Fighting in a golden era for middleweights, Philadelphia legend Bennie Briscoe ranks as one of the toughest,hardest and best 160-pounders to have never got his hands on a world title. Imagine, though, if the shaven-headed warrior was around, and at his fighting peak, today. Surely, with all the many titles that are around these days, “Bad” Bennie would have claimed at least one of them. Maybe, just maybe, Briscoe would also have given current king Gennady Golovkin the fierce test fans so want to see GGG engage in.

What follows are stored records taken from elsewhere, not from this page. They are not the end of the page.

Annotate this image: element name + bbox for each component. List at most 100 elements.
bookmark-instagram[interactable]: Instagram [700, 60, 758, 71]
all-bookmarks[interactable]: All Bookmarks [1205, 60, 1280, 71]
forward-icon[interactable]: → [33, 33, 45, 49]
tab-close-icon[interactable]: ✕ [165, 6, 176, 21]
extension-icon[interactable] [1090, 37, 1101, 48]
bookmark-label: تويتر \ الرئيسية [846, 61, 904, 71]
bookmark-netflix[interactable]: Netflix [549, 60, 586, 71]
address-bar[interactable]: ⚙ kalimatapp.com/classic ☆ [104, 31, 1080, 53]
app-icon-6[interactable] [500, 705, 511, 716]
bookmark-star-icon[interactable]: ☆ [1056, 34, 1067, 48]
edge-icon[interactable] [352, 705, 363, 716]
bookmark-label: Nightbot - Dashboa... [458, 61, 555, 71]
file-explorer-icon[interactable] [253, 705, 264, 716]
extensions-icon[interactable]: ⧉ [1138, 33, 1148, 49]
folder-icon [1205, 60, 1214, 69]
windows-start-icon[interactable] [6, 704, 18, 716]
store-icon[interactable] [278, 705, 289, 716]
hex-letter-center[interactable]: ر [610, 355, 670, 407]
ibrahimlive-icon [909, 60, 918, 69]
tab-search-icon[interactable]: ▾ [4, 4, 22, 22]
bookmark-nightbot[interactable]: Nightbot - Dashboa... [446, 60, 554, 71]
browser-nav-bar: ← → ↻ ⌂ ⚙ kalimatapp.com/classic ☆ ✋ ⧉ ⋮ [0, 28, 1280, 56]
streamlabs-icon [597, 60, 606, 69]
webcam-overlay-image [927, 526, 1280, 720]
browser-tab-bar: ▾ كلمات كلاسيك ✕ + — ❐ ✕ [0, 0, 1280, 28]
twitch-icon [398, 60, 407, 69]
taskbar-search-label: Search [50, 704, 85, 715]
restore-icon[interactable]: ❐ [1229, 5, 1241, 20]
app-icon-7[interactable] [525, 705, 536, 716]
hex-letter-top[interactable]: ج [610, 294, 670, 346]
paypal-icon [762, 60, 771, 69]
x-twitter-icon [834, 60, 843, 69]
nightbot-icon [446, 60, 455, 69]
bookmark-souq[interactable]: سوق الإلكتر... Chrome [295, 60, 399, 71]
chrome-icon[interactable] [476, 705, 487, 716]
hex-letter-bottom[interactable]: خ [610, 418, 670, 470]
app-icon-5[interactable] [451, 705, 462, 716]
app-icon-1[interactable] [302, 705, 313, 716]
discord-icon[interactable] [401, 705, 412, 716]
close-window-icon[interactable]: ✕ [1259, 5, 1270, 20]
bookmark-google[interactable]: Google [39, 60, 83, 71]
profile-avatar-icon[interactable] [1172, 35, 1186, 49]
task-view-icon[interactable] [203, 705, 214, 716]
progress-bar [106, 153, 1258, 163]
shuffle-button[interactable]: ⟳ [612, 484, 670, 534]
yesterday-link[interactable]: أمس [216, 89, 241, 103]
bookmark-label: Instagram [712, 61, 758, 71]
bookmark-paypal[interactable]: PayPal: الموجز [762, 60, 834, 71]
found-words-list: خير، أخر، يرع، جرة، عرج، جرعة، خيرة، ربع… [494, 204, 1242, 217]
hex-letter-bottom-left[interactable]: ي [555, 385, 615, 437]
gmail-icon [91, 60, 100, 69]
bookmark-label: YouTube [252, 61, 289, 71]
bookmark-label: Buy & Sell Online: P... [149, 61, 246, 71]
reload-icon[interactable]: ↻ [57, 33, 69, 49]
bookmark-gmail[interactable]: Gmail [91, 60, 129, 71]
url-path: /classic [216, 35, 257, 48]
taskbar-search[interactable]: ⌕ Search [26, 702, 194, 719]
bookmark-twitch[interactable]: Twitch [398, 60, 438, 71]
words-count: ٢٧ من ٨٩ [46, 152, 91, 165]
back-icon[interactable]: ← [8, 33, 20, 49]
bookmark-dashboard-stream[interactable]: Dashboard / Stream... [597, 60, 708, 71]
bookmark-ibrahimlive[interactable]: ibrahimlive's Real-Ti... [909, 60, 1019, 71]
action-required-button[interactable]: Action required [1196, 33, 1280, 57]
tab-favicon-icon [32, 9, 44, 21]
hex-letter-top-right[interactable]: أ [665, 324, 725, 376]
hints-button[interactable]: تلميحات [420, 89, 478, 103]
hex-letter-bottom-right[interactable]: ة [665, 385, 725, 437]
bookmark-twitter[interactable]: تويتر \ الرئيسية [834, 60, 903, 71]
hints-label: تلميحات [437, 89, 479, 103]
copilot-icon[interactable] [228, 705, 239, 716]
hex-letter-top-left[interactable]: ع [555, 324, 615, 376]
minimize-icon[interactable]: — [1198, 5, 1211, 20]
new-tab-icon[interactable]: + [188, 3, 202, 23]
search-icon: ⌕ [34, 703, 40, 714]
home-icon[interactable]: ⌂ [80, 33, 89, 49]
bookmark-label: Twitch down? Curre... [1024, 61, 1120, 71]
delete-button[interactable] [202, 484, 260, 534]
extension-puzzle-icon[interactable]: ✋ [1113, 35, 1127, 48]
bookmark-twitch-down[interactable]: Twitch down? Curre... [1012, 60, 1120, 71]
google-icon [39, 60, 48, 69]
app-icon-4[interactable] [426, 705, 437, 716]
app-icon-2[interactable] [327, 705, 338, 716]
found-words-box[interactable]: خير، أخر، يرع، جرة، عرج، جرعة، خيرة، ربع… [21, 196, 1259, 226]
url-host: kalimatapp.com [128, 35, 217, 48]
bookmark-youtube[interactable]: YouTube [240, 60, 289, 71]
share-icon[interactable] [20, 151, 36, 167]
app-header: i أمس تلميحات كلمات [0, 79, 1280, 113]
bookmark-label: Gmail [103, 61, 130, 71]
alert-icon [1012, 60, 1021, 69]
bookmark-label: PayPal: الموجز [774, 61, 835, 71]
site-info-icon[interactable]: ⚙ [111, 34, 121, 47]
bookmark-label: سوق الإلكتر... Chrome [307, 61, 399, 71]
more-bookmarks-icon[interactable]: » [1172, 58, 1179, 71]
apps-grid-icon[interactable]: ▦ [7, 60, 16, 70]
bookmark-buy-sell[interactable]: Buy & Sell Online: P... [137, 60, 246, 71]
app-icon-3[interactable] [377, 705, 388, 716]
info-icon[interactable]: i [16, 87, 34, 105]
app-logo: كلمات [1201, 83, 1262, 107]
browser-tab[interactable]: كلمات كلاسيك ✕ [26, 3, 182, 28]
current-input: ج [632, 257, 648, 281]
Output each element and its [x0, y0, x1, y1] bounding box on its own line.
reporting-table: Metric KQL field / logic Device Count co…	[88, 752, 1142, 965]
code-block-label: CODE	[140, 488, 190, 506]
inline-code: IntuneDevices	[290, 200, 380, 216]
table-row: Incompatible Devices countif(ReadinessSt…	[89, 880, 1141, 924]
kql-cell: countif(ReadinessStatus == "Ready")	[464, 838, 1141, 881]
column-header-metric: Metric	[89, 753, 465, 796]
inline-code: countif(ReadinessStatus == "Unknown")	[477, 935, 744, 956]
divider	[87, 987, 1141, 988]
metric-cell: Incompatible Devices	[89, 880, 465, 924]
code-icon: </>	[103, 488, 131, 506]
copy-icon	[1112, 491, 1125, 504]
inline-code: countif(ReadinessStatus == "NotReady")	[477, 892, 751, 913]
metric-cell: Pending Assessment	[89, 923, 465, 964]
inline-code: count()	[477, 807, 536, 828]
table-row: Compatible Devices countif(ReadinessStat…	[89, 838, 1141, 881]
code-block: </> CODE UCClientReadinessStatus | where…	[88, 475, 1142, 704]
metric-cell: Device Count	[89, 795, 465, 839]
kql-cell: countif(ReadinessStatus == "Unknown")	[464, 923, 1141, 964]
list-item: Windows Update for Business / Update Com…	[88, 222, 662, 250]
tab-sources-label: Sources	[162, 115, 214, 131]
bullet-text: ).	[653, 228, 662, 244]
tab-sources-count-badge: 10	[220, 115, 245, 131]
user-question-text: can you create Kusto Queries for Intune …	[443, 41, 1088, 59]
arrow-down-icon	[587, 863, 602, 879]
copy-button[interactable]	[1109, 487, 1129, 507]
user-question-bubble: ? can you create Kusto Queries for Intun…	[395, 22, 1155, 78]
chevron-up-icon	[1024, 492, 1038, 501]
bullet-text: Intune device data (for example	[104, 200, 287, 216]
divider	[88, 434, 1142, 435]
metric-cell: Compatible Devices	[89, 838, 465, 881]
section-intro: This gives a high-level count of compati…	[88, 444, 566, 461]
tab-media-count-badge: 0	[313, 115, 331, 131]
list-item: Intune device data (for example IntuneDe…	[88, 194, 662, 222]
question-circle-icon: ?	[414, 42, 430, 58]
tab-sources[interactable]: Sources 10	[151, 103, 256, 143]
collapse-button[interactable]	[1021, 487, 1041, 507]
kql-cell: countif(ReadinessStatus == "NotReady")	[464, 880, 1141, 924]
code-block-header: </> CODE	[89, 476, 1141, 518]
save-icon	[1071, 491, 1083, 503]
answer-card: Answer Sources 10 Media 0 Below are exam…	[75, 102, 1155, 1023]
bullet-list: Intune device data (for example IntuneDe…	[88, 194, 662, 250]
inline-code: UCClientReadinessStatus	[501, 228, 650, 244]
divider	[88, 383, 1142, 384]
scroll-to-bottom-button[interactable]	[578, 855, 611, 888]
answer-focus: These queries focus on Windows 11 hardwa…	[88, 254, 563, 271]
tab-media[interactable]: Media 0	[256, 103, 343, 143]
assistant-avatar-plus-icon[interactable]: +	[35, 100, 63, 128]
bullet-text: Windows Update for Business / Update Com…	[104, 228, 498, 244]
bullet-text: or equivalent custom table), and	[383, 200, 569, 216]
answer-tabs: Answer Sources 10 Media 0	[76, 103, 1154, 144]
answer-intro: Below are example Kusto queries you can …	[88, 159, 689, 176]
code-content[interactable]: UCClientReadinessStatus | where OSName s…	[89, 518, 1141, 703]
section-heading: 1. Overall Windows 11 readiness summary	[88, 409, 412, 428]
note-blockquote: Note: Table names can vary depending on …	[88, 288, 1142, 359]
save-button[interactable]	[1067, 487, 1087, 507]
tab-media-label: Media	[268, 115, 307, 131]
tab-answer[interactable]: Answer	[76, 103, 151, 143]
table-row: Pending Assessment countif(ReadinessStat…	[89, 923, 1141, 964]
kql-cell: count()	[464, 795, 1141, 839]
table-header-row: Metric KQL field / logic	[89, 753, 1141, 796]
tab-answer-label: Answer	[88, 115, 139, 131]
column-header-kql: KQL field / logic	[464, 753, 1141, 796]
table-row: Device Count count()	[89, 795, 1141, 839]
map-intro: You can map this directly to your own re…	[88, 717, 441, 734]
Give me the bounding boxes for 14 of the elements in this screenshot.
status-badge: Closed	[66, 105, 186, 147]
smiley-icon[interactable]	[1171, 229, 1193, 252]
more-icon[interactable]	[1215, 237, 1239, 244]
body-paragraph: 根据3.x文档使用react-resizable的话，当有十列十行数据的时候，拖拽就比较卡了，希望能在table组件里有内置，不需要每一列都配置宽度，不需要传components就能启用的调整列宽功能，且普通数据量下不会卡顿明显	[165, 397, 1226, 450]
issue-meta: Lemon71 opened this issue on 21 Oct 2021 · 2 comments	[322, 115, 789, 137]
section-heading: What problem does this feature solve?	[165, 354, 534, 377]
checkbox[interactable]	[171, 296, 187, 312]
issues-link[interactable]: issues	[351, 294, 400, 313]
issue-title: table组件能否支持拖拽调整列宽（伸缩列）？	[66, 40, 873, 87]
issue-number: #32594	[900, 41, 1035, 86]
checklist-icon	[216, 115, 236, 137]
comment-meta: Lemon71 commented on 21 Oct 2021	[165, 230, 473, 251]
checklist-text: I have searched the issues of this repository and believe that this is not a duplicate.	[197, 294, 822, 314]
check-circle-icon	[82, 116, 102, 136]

Briscoe, who was actualy born in Augusta, Georgia (in February of 1943) turned pro in Philly in September, 1962 and he went on to do battle with some of the finest middleweights in boxing history. Briscoe, who came up tough, went in with a veritable who’s who of middleweight stars of the 1970s. George Benton, Carlos Monzon, “Dynamite” Billy Douglas, Rodrigo Valdez, Emile Griffith, Eddie Mustafa Muhammad, Eugene “Cyclone” Hart and Vito Antuofermo are eight of the terrific fighters Briscoe went in with, and of course he also met the fearsome Marvin Hagler towards the end of his amazing, 20 year pro career.
Imagine a fighter from the current era going in with that many great and dangerous fighters again and again. Briscoe was from a time when boxing and fighters could afford no such luxuries as “cherry picking.” Yet despite the Murderer’s Row he went in with, only one man ever stopped Briscoe. During a career that saw him partake in 96 fights (winning 66 of them) Briscoe was stopped only by Valdez – who scored a TKO over him in the 7th-round of their 1974 meeting.
Briscoe challenged for the middleweight title on three occasions: being out-pointed over 15 by Monzon in his first shot, which came in 1972 (Monzon being a fighter he had previously held to a non-title fight draw), being halted by Valdez in 1974 and finally, losing a 15-round decision to Valdez in a 1977 return fight. Briscoe was able to capture and defend the NABF belt though.
Most of Briscoe’s fights took place at the legendary Philadelphia Spectrum, although the teak-tough fighter who scored 53 KO’s, did fight in venues such as Madison Square Garden in New York and The Blue Horizon in Philly. Briscoe also boxed abroad, in countries such as Argentina, France and Italy. Basically apart from win the world crown, he did it all!
It was in the summer of 1978, when aged 35, that Briscoe met perhaps the single greatest middleweight, in Hagler. Just 24 at the time, Marvelous was 40-2-1 (to Briscoe’s 60-16-5). In the end, youth told over experience and Hagler won on points, unanimously, over ten. Benny would fight a further 13 times, retiring in December of 1982 with an amazing, 66-24-5(53) ledger.
There have been tough fighters who have emerged since Briscoe and we have battle hardened warriors on the scene today but only a few rank up there with this particular middleweight great. How special might a Dream Fight between he and the guy known as GGG have been!